La diversité des acteurs du mouvement anti-CRA à Nantes a été pleinement mise en valeur lors de l’événement, notamment lors de la séance de questions/réponses après les échanges de Louise et Julien. Les promenades publiques à travers le potentiel futur chantier de construction du CRA ont été mentionnées, ainsi qu’une pétition sur son impact environnemental. Des questions ont été posées sur les actes de violence, commis par les agents chargés de l’application de la loi.

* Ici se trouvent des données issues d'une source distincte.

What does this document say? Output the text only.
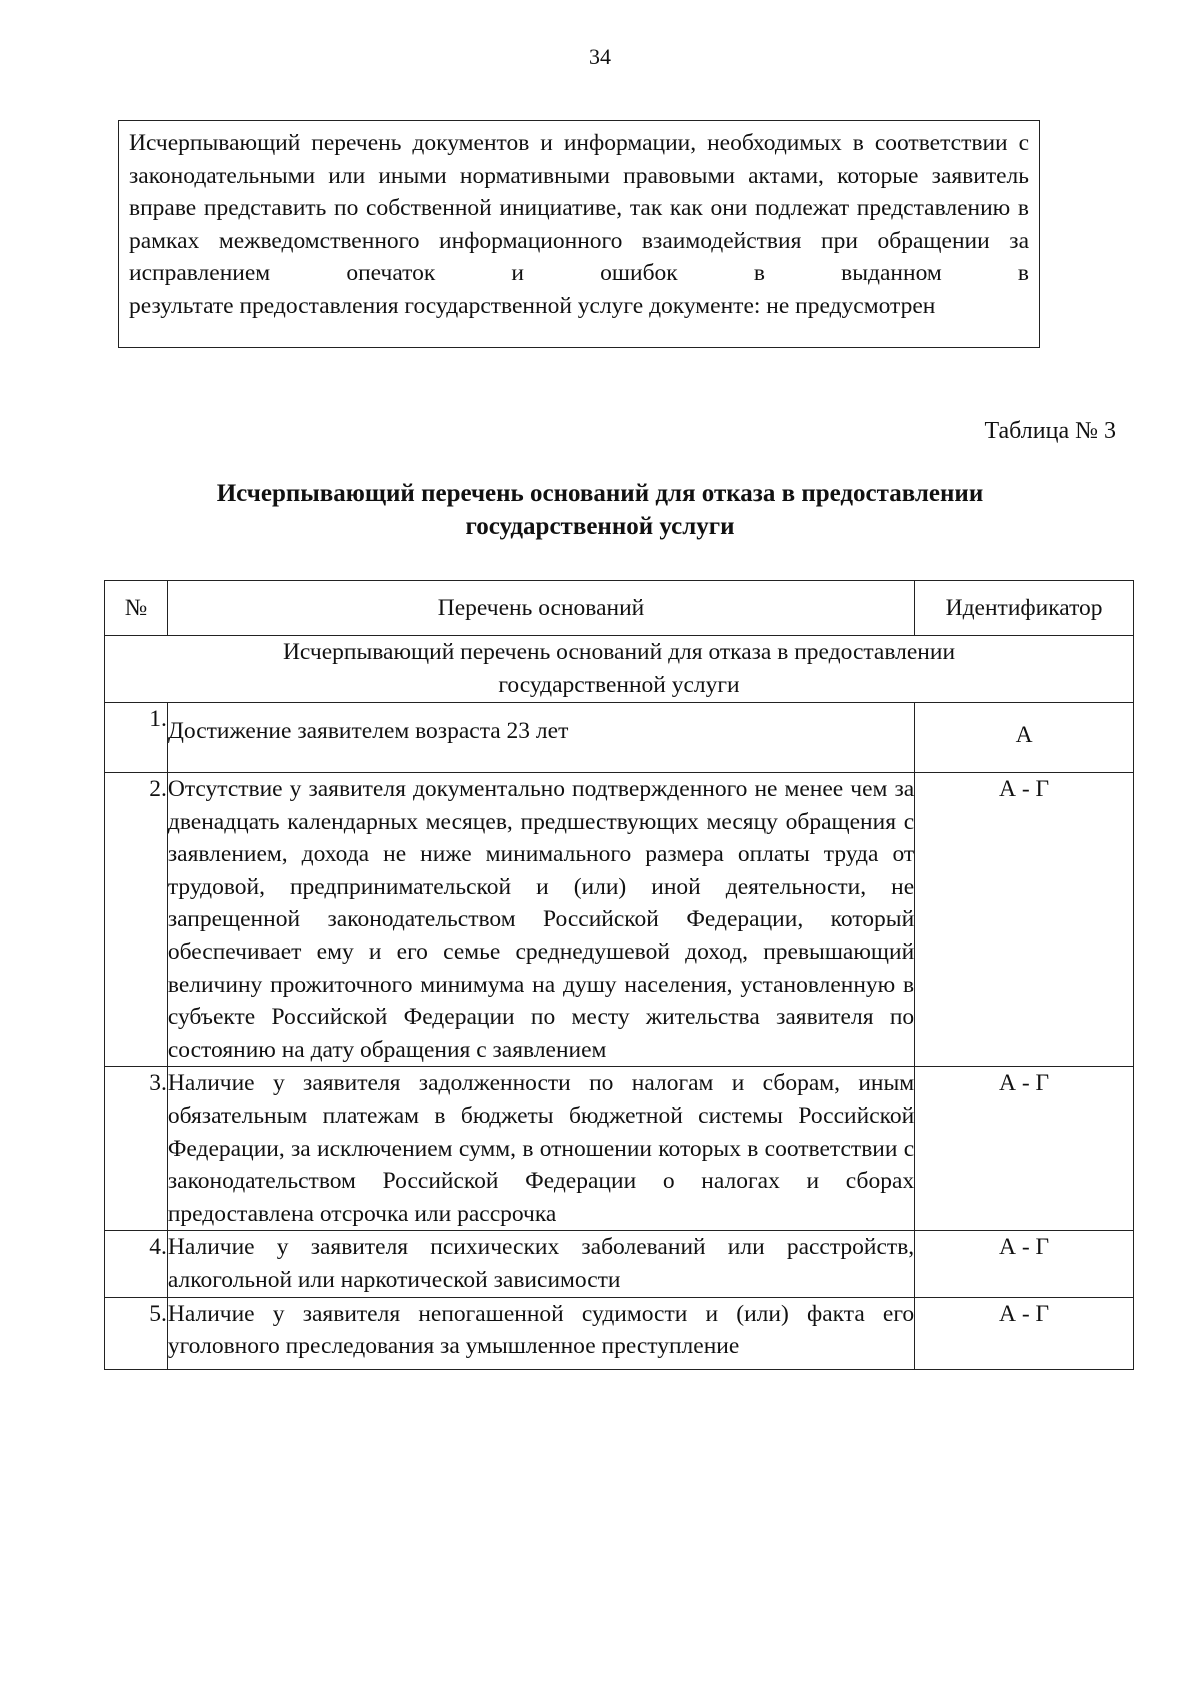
34
Исчерпывающий перечень документов и информации, необходимых в соответствии с законодательными или иными нормативными правовыми актами, которые заявитель вправе представить по собственной инициативе, так как они подлежат представлению в рамках межведомственного информационного взаимодействия при обращении за исправлением опечаток и ошибок в выданном в
результате предоставления государственной услуге документе: не предусмотрен
Таблица № 3
Исчерпывающий перечень оснований для отказа в предоставлении
государственной услуги
№	Перечень оснований	Идентификатор

Исчерпывающий перечень оснований для отказа в предоставлении
государственной услуги		

1.	Достижение заявителем возраста 23 лет	А
2.	Отсутствие у заявителя документально подтвержденного не менее чем за двенадцать календарных месяцев, предшествующих месяцу обращения с заявлением, дохода не ниже минимального размера оплаты труда от трудовой, предпринимательской и (или) иной деятельности, не запрещенной законодательством Российской Федерации, который обеспечивает ему и его семье среднедушевой доход, превышающий величину прожиточного минимума на душу населения, установленную в субъекте Российской Федерации по месту жительства заявителя по состоянию на дату обращения с заявлением	А - Г
3.	Наличие у заявителя задолженности по налогам и сборам, иным обязательным платежам в бюджеты бюджетной системы Российской Федерации, за исключением сумм, в отношении которых в соответствии с законодательством Российской Федерации о налогах и сборах предоставлена отсрочка или рассрочка	А - Г
4.	Наличие у заявителя психических заболеваний или расстройств, алкогольной или наркотической зависимости	А - Г
5.	Наличие у заявителя непогашенной судимости и (или) факта его уголовного преследования за умышленное преступление	А - Г
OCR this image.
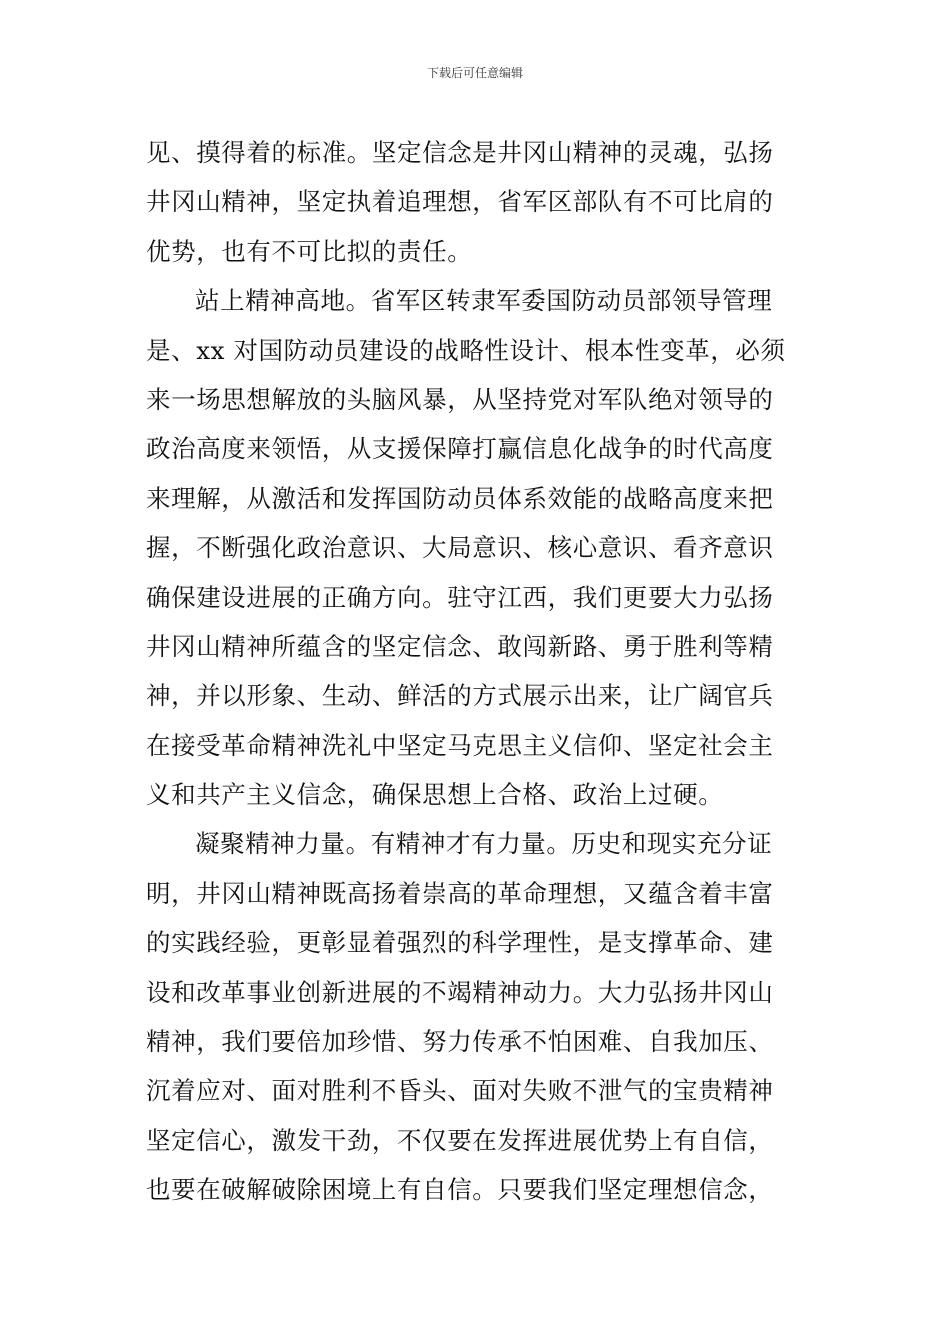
下载后可任意编辑
见、摸得着的标准。坚定信念是井冈山精神的灵魂，弘扬
井冈山精神，坚定执着追理想，省军区部队有不可比肩的
优势，也有不可比拟的责任。
站上精神高地。省军区转隶军委国防动员部领导管理
是、xx 对国防动员建设的战略性设计、根本性变革，必须
来一场思想解放的头脑风暴，从坚持党对军队绝对领导的
政治高度来领悟，从支援保障打赢信息化战争的时代高度
来理解，从激活和发挥国防动员体系效能的战略高度来把
握，不断强化政治意识、大局意识、核心意识、看齐意识
确保建设进展的正确方向。驻守江西，我们更要大力弘扬
井冈山精神所蕴含的坚定信念、敢闯新路、勇于胜利等精
神，并以形象、生动、鲜活的方式展示出来，让广阔官兵
在接受革命精神洗礼中坚定马克思主义信仰、坚定社会主
义和共产主义信念，确保思想上合格、政治上过硬。
凝聚精神力量。有精神才有力量。历史和现实充分证
明，井冈山精神既高扬着崇高的革命理想，又蕴含着丰富
的实践经验，更彰显着强烈的科学理性，是支撑革命、建
设和改革事业创新进展的不竭精神动力。大力弘扬井冈山
精神，我们要倍加珍惜、努力传承不怕困难、自我加压、
沉着应对、面对胜利不昏头、面对失败不泄气的宝贵精神
坚定信心，激发干劲，不仅要在发挥进展优势上有自信，
也要在破解破除困境上有自信。只要我们坚定理想信念，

Revenant sur les coulisses de l’enquête, le public a été interloqué par les malentendus administratifs qui ont conduit Louise Tassin à pouvoir accéder aux installations du CRA.
Lire aussi
Marcher pour ne pas enfermer : des balades nature contre l’installation d’un CRA
Le discours de Benjamin Cuena, membre de COLERE, à clôturé la soirée en pointant l’importance du travail collectif antiraciste et d’événements comme celui-ci. « Je pense que le gros intérêt de ce genre d’événements, dit Benjamin, c’est que ça donne énormément de force aux discours et aux arguments, avec un point de vue qui n’est pas une démarche militante, mais celle d’une chercheuse, scientifique et objective. Je trouve qu’on ressort avec encore plus l’envie de se battre pour ce projet, et encore plus la conviction que c’est un combat qui est légitime. »
Mais Benjamin n’a pas tardé à souligner l’une des limites d’un événement aussi spécifique. « La plupart des gens qui se retrouvent ce soir, à La Librairie la Petite Gare de Rezé, sont déjà des gens convaincus », dit-il. Mais cela ne veut pas dire que la soirée ne sert à rien. « Je pense que l’important, l’intérêt, c’est de permettre de donner des outils aux gens convaincus, pour pouvoir convaincre ceux qui ne le sont pas. »
Pour les personnes déjà convaincues (ou pas encore), COLERE ne se limite pas aux soirées pédagogiques. Leur prochain événement, une soirée de vélo techno organisée en partenariat avec Vélo Boom Boom, aura lieu le 27 juin au soir, afin de récolter des fonds pour l’association.